"BOUTIQUE ESCAPE". Installation, performance,
"Art-Moscow" Fair,
April, 2001.




In the course of the "Boutique ESCAPE" project the artists Lliza Morozova, Valeriy Ayzenberg, Anton Litvin and Bogdan Mamonov exhibited and sold their personal belongings.

The aim of this project was criticizing the mechanics of the art market, which, according to the ESCAPE artists, puts for sale images and contexts. Selling personal underwear and bits and pieces from their pockets amidst Moscow commercial galleries, the curators of ESCAPE wanted to emphasize that true art is the artist himself and this art isn't sold!

The ESCAPE members claim: "We are living - we are art". But any piece of art above all things is a generator of interpretations. And what is interpretation in case the artist declares himself a piece of art? Apparently, the interpretation here is the artist's image, or more precisely, his brand - the clothes he wears, the items he carries in his pockets - so, everything what makes his "outer shell".

A piece of actual art needs an approval of its own existence, and by virtue of this circumstance it gravitates to a frame, to a gallery, to a museum.

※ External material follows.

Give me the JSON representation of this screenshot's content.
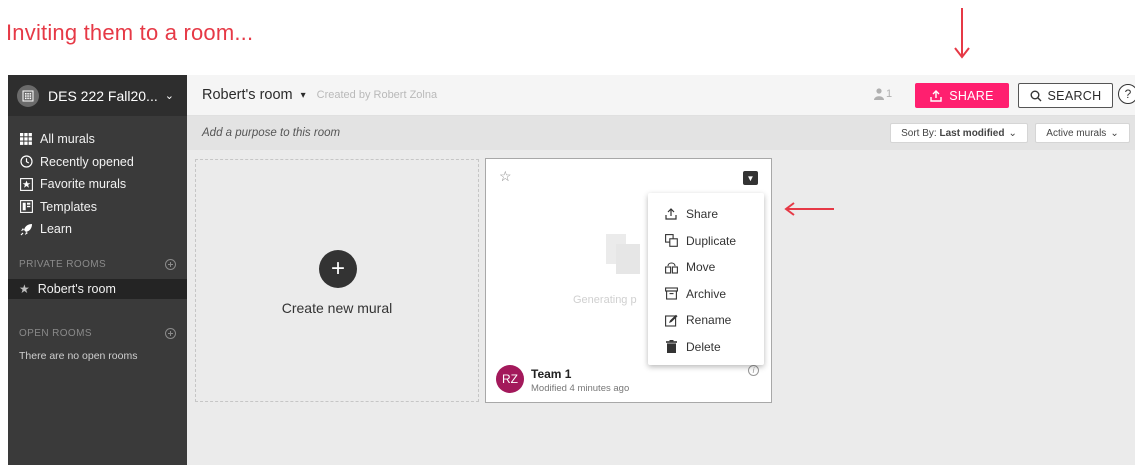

There, in the expositional field, the art clothes with an interpretation for it gets the context. Without all this it feels naked. If we withdraw Warhall's soup tin from the museum, it would become barely a tin. The same is true about the actual man: he is a sum of his belongings, he is unreal without them and starts feeling ashamed.
However it is a wrong feeling: the bareness should be carried openly and meekly. Art should get naked, believe in its own reality and reject contextuality!